Arranged on the second floor of Michelangelo’s Cloister, the Protohistoric Section of the National Roman Museum collects the archaeological testimonies of the most ancient stages of the culture emerged all over ancient Latium in the Late Protohistory from 11th-10th centuries to the early 6th century BCE (end of the Bronze Age, Early Iron Age and Orientalizing period).
The first part of the exhibition concerns the Latian culture and the territory of the so-called Latium Vetus (latin for Old Latium), located at the south of the Tiber and centred on the Alban Hills; by means of the archaeological materials, social structure, religion, ideology, political and territorial organization and relationships with the nearby regions are reconstructed.
Around the middle of the 8th century, when Rome is traditionally said to have been founded, the communities of Latium passed from a tribal type organization to the first emergence of the city-states.

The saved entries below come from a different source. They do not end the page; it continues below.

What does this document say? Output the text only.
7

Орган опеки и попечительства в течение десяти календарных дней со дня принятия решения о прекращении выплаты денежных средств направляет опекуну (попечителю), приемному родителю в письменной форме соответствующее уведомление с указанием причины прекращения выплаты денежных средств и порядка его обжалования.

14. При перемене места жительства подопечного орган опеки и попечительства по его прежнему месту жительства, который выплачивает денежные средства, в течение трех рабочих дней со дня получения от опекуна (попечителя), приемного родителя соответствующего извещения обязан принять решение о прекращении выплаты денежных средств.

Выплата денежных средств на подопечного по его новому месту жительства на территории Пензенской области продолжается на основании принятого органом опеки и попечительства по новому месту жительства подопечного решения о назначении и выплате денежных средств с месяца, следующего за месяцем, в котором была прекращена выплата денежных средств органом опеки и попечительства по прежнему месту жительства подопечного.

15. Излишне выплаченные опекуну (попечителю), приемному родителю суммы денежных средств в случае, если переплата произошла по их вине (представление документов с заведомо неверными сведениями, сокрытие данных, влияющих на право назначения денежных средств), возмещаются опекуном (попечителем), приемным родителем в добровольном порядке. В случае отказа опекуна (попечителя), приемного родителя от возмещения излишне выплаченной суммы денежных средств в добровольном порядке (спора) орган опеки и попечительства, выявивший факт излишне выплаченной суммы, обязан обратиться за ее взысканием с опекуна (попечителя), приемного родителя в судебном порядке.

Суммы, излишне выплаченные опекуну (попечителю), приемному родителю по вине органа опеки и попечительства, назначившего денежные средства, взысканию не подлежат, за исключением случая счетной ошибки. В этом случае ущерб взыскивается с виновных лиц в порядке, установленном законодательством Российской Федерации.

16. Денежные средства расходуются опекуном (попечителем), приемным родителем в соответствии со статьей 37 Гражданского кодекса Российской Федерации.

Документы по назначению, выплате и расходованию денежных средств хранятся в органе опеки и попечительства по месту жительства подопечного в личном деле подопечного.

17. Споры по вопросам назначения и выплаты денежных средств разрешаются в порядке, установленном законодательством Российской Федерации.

A further deep transformation was stimulated by the relationships with the neighbouring regions: Etruria, in the north, rich in materials and more advanced on the economic, social and political level, and Campania, in the south, from where, in the 8th century, the Greek colonization started.
In the second part of the exhibition are illustrated the different centres of the territory of Rome: all the materials on display come from recent excavations. Among them are: the district of the Osteria of the Osa-Castiglione, in which the Latin city of Gabii was to develop, and some minor centres: Castel di Decima, Acqua Acetosa Laurentina, Fidene, Crustumerium, La Rustica.